Latest Firefox update 2.0.0.6 is a piece of shit

I love Firefox its a great browser and the plugin options are awesome, but this latest update doesn’t seem to be working with secure sites like e*trade and even my.yahoo.com portfolios very odd. All of this just  led me to change my e*trade password thinking I had some sort of major brain fart, unfortunately it was Firefox and the QA folks who had the brain fart. It would be really nice if Firefox didn’t force you to upgrade on a restart or at least gave you the option to defer the upgrade.

Solaris 10 Install getting better but so far to go …

So I’m installing Solaris 10 on a Sunfire V100 with 128MB or RAM, very slow to say the least. Sun has improved the install and they now give you the option to disable all the open services they normally embraced, good for admins bad for hackers.

But the real reason I’m writing this post is the fact that their default disk partitioning is the most brain-damaged thing I’ve ever seen. Picture this, a 130GB disk, select the default partition option and you get

/ 5500MB
swap 500MB
/export/home 124000MB
 

I’m sorry but 5500MB for the whole OS and everything else, WTF. I guess I’ll never upgrade the machine, install new packages or run anything that generates large log files (God forbid) etc.

Unbelievable, I’m totally slack jawed at the incompetence, hopefully the OpenSolaris folks will knock some sense into the Solaris team.

Scale your Web 2.0 app slide shows

A nice collection of slide shows on scaling your web 2.0, there are some pretty common threads in all of these like caching using memcached, dealing with your opensource DB and clustering user data.

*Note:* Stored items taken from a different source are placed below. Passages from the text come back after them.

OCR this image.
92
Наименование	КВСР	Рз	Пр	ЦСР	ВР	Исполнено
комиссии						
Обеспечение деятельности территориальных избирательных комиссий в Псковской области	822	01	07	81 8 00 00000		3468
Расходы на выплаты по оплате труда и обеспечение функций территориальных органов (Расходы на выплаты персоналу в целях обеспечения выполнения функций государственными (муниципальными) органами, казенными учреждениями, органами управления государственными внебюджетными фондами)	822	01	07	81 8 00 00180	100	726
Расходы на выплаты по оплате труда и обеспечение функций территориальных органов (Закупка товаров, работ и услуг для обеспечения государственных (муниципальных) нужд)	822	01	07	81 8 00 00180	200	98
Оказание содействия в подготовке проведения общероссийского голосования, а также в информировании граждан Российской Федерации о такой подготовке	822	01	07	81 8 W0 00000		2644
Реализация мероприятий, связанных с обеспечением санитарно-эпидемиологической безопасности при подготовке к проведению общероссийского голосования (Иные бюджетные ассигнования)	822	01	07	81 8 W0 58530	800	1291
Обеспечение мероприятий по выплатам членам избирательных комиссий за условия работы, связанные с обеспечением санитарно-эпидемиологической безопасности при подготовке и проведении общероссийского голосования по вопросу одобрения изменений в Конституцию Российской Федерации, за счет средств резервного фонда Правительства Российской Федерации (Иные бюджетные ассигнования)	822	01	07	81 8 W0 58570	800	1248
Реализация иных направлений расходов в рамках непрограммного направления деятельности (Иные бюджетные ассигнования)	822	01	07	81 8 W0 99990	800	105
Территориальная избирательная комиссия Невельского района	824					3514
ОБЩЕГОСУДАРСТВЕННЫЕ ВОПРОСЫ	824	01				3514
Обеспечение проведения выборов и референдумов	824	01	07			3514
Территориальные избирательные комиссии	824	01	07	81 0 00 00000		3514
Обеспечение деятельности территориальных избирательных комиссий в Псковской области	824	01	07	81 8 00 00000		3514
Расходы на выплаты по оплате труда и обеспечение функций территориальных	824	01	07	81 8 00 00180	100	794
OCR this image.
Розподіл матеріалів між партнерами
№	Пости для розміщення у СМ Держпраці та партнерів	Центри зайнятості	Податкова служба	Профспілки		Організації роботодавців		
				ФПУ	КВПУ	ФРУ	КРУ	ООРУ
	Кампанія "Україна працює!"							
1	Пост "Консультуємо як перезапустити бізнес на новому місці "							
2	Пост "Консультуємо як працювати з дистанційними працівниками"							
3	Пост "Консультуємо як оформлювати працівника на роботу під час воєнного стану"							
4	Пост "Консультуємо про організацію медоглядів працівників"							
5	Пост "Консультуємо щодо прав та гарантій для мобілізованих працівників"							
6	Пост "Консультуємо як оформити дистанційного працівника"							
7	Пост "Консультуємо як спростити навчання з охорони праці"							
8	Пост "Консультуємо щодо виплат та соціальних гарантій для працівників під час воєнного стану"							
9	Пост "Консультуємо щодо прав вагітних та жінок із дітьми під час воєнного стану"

http://www.slideshare.net/group/webapps-scalability/slideshows

Virtual PC vs. VMWare

This isn’t a review of either product, just a somewhat interesting observation on the performance impact of on product on another.

I’m a big fan of virtual computer technology (Solaris zones would be included in this as well) they are great tools for testing and pretty handy to install or test software on that you aren’t so sure you want to put on your primary computer (reduce the clutter).

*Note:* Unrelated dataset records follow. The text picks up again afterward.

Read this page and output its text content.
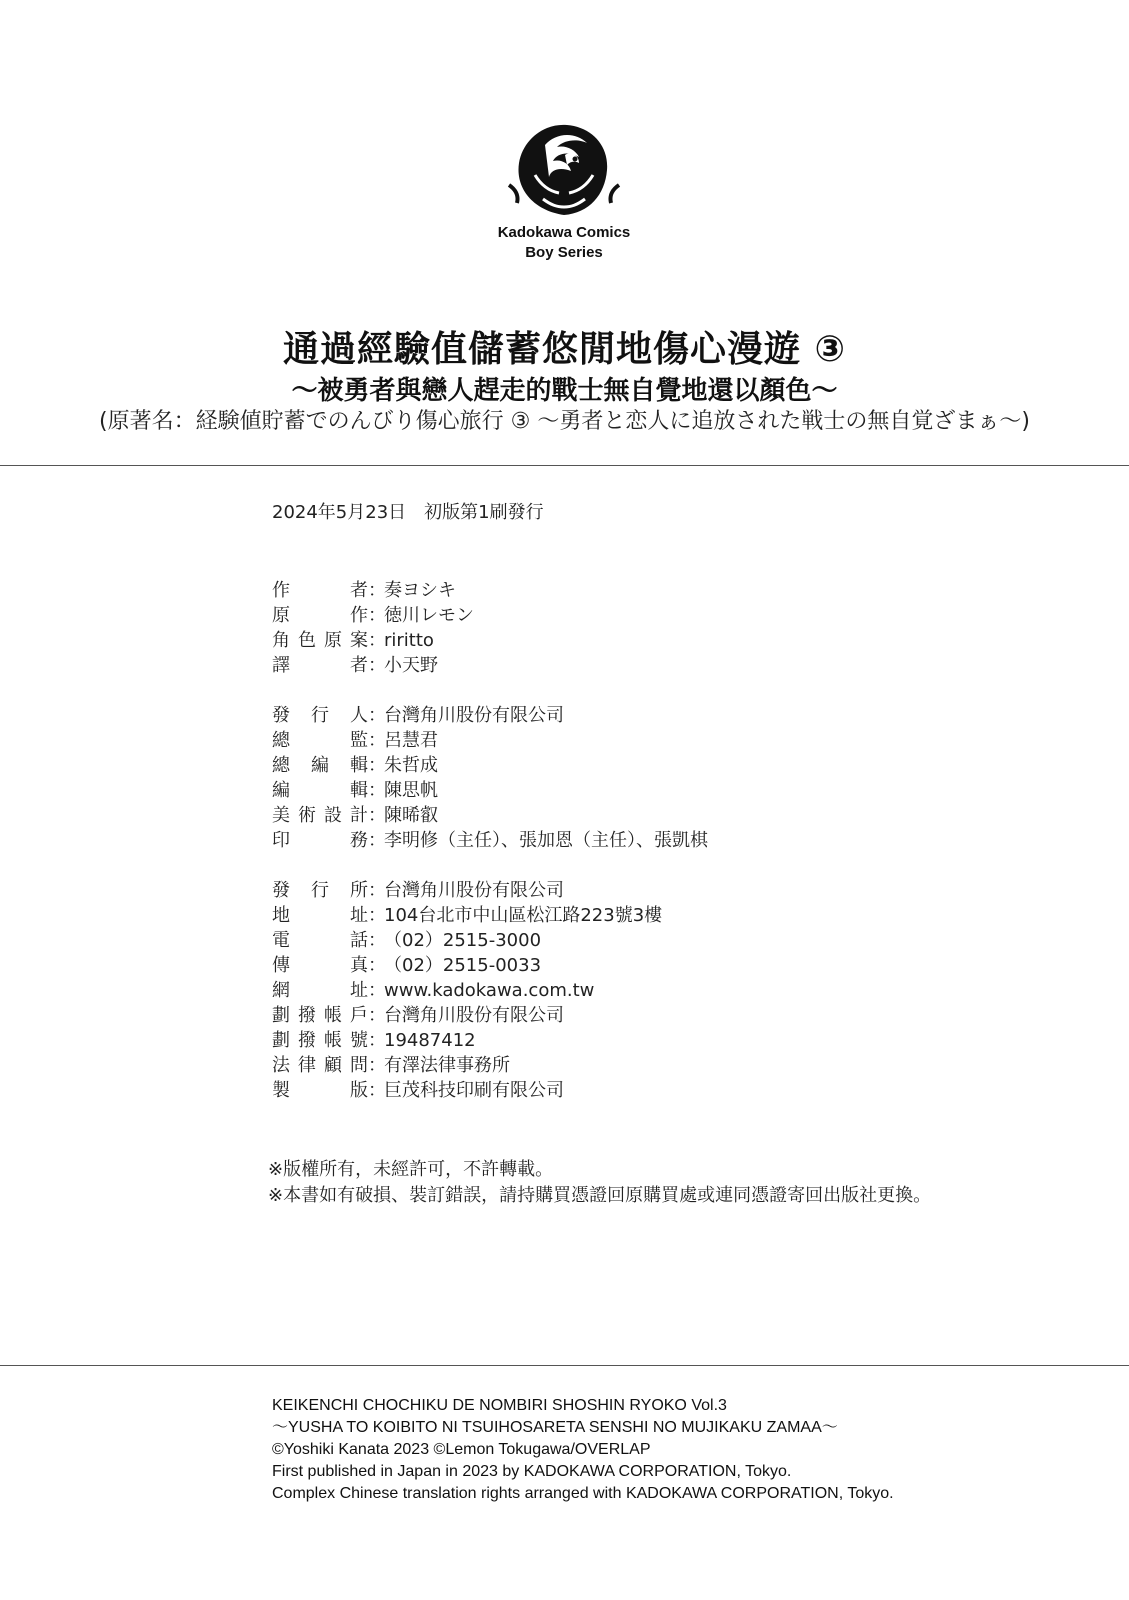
Kadokawa Comics
Boy Series
通過經驗值儲蓄悠閒地傷心漫遊 ③
～被勇者與戀人趕走的戰士無自覺地還以顏色～
(原著名：経験値貯蓄でのんびり傷心旅行 ③ ～勇者と恋人に追放された戦士の無自覚ざまぁ～)
2024年5月23日　初版第1刷發行
作　者 ：
奏ヨシキ
原　作 ：
徳川レモン
角色原案 ：
riritto
譯　者 ：
小天野
發 行 人 ：
台灣角川股份有限公司
總　監 ：
呂慧君
總 編 輯 ：
朱哲成
編　輯 ：
陳思帆
美術設計 ：
陳晞叡
印　務 ：
李明修（主任）、張加恩（主任）、張凱棋
發 行 所 ：
台灣角川股份有限公司
地　址 ：
104台北市中山區松江路223號3樓
電　話 ：
（02）2515-3000
傳　真 ：
（02）2515-0033
網　址 ：
www.kadokawa.com.tw
劃撥帳戶 ：
台灣角川股份有限公司
劃撥帳號 ：
19487412
法律顧問 ：
有澤法律事務所
製　版 ：
巨茂科技印刷有限公司
※版權所有，未經許可，不許轉載。
※本書如有破損、裝訂錯誤，請持購買憑證回原購買處或連同憑證寄回出版社更換。
KEIKENCHI CHOCHIKU DE NOMBIRI SHOSHIN RYOKO Vol.3
～YUSHA TO KOIBITO NI TSUIHOSARETA SENSHI NO MUJIKAKU ZAMAA～
©Yoshiki Kanata 2023 ©Lemon Tokugawa/OVERLAP
First published in Japan in 2023 by KADOKAWA CORPORATION, Tokyo.
Complex Chinese translation rights arranged with KADOKAWA CORPORATION, Tokyo.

I’ve been using Virtual PC (VPC) since it was a company called Connectix, it’s generally worked very well and migrating vm’s between different machines has been a breeze. I haven’t found that to be the case with VMWare especially when the underlying hardware varies significantly. I liken VPC to a Phillips screwdriver and VMWare to a Leatherman when all you have to do is drive a few Phillips screws, one tool is easy the other is awkward and can be uncomfortable for more than a couple.

The real point of this story is that, I have both products installed on my system, I’ve noticed that after a few hours my VPC performance would start to lag, screen repaints were slow and my system would be jerky. Looking through the task manager I had lots of VMWare processes running, after stopping the VMWare services, VPC performance is back to normal, very unusual.

I think VMWare has a place and purpose but its insistence on exposing significant amounts of the underlying architecture is both good and bad, worst of all, it really complicates setting up and using a virtual machine. For now I’m sticking with VPC easy to use and move virtual hard disks to different machines.

iPhone emulater

Well it’s sort of an emulator, it seems to have the most realistic rendering on FireFox and Safari 3.0, as always IE seems to be out to lunch when it comes to rendering the page.

I’ve done a quick rTunes skin for the iPhone it looks the best in landscape mode, no artwork in portrait mode. Unfortunately it will probably be quite some time before I get my hands on one of these little beasts to do any real testing. I’ll package up this release in the next day or two, there are also a couple of minor bug fixes as well.